Comparative Advantage
When a country can produce a good at a lower cost in terms of other goods; or, when a country has a lower opportunity cost of production.
Invisible Hand
Adam Smith’s concept that individuals’ self-interested behavior can lead to positive social outcomes.
Law of Diminishing Marginal Utility
As we consume more of a good or service, the utility we get from additional units of the good or service tend to become smaller than what we received from earlier units.

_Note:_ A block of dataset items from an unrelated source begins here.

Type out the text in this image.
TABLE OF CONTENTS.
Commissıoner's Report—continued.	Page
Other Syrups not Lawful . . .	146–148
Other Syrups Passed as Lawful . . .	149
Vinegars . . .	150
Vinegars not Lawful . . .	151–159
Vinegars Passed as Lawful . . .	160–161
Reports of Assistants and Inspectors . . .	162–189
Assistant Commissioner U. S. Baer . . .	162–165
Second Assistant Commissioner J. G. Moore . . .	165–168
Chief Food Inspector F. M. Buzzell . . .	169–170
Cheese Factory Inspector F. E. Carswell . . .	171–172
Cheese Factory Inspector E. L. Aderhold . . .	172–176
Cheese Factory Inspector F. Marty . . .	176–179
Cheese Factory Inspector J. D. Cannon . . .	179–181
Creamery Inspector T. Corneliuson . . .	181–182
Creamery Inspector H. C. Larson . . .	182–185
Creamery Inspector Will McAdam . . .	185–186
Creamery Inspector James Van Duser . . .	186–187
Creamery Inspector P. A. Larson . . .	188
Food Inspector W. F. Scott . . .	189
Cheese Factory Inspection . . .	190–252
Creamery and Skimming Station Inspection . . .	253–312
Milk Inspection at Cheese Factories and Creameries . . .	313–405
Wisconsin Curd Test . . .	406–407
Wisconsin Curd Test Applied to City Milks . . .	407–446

Law of Diminishing Returns
As we add additional increments of resources to producing a good or service, the marginal benefit from those additional increments will decline.
Marginal Analysis
Examination of decisions on the margin, meaning a little more or a little less from the status quo.
Normative Statement
Statement which describes how the world should be.
Opportunity Cost
Measures cost by what we give up/forfeit in exchange; opportunity cost measures the value of the forgone alternative.
Opportunity Set
All possible combinations of consumption that someone can afford given the prices of goods and the individual’s income.
Positive Statement
Statement which describes the world as it is.
Production possibilities Frontier (PPF)
A diagram that shows the productively efficient combinations of two products that an economy can produce given the resources it has available.
Productive Efficiency
When it is impossible to produce more of one good (or service) without decreasing the quantity produced of another good (or service).
Sunk Costs
Costs that we make in the past that we cannot recover.
Utility
Satisfaction, usefulness, or value one obtains from consuming goods and services.